A pilot project which encouraged individual vehicle drivers to take alternative routes around congested areas in Munich has helped reduce air pollution.
Siemens, ryd and Hawa Dawa used real-time sensors to measure air pollution and analyse the data, with the aim of showing how intelligent traffic control could help the city better achieve sustainability goals.
Hawa Dawa provided pollution forecasts to Siemens Mobility’s ITS Digital Lab in Munich, where data scientists and traffic management experts analysed the data from smart car platform ryd to predict individual routes and suggest eco-friendly alternatives.
Initial results from the four-week pilot for more than 1,600 drivers showed savings of 83kg of CO2 and 114g of NOx as well as a reduction in 633km driven.
It found 35% to 40% of drivers are willing to contribute to reducing air pollution by re-routing when they are provided “green” routes.
During the pilot, the most eco-friendly drivers received ryd points which could be later transferred into items such as Amazon vouchers.
According to the German Federal Environment Ministry, Munich has the second highest NO2 levels in Germany and the average driver is said to spend around 51 hours a year sitting in traffic jams.
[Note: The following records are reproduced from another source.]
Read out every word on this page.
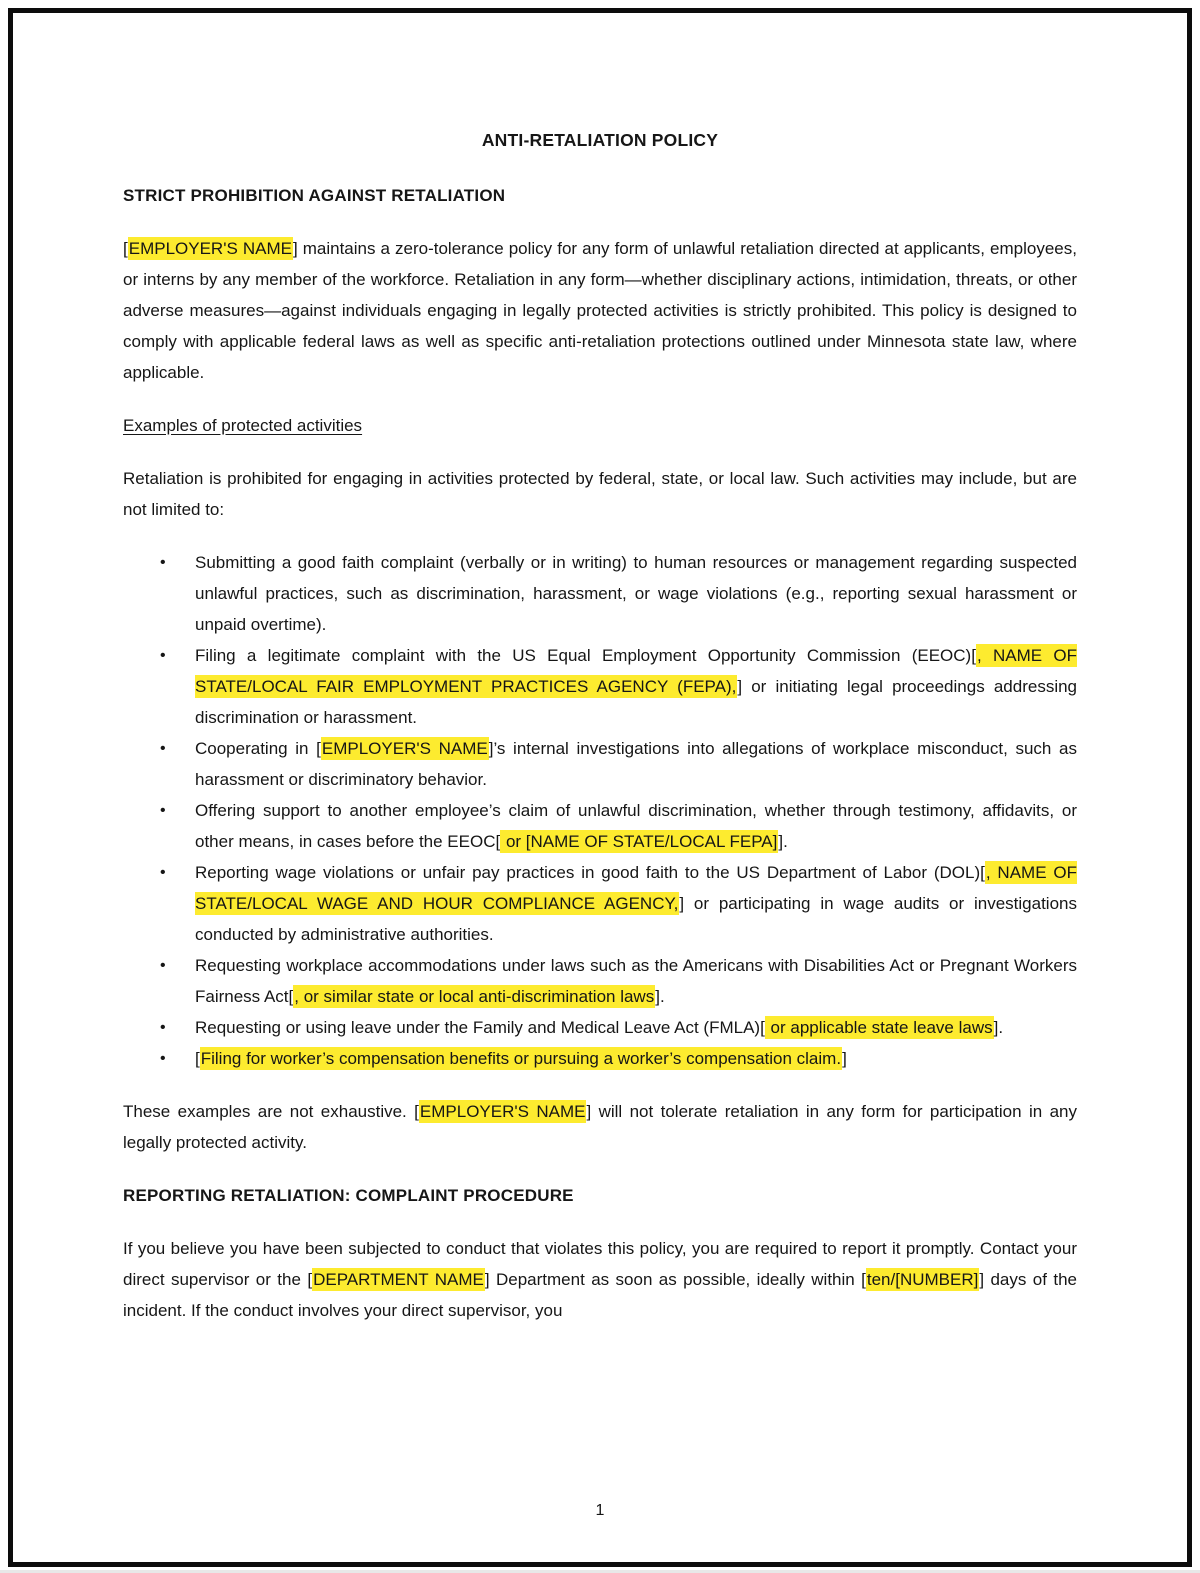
ANTI-RETALIATION POLICY
STRICT PROHIBITION AGAINST RETALIATION

[EMPLOYER'S NAME] maintains a zero-tolerance policy for any form of unlawful retaliation directed at applicants, employees, or interns by any member of the workforce. Retaliation in any form—whether disciplinary actions, intimidation, threats, or other adverse measures—against individuals engaging in legally protected activities is strictly prohibited. This policy is designed to comply with applicable federal laws as well as specific anti-retaliation protections outlined under Minnesota state law, where applicable.

Examples of protected activities

Retaliation is prohibited for engaging in activities protected by federal, state, or local law. Such activities may include, but are not limited to:

• Submitting a good faith complaint (verbally or in writing) to human resources or management regarding suspected unlawful practices, such as discrimination, harassment, or wage violations (e.g., reporting sexual harassment or unpaid overtime).
• Filing a legitimate complaint with the US Equal Employment Opportunity Commission (EEOC)[, NAME OF STATE/LOCAL FAIR EMPLOYMENT PRACTICES AGENCY (FEPA),] or initiating legal proceedings addressing discrimination or harassment.
• Cooperating in [EMPLOYER'S NAME]’s internal investigations into allegations of workplace misconduct, such as harassment or discriminatory behavior.
• Offering support to another employee’s claim of unlawful discrimination, whether through testimony, affidavits, or other means, in cases before the EEOC[ or [NAME OF STATE/LOCAL FEPA]].
• Reporting wage violations or unfair pay practices in good faith to the US Department of Labor (DOL)[, NAME OF STATE/LOCAL WAGE AND HOUR COMPLIANCE AGENCY,] or participating in wage audits or investigations conducted by administrative authorities.
• Requesting workplace accommodations under laws such as the Americans with Disabilities Act or Pregnant Workers Fairness Act[, or similar state or local anti-discrimination laws].
• Requesting or using leave under the Family and Medical Leave Act (FMLA)[ or applicable state leave laws].
• [Filing for worker’s compensation benefits or pursuing a worker’s compensation claim.]

These examples are not exhaustive. [EMPLOYER'S NAME] will not tolerate retaliation in any form for participation in any legally protected activity.

REPORTING RETALIATION: COMPLAINT PROCEDURE

If you believe you have been subjected to conduct that violates this policy, you are required to report it promptly. Contact your direct supervisor or the [DEPARTMENT NAME] Department as soon as possible, ideally within [ten/[NUMBER]] days of the incident. If the conduct involves your direct supervisor, you

1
Statistics from the European Commission estimate healthcare costs due to air pollution to be between €330 billion (£283bn) to €940 billion (£807bn) per year, with traffic as the largest contributor.
Hawa Dawa CEO Karim Tarraf said: “We believe eco-routing at the individual level has extremely high potential as a policy option in tackling unacceptable levels of traffic-related air pollution in cities.
“This pilot was able to demonstrate the impact on individual behaviours of such a measure, in a short period of time. This hints at the huge untapped potential in trialling and adapting eco-sensitive routing alongside other smart mobility options within other large conurbations.”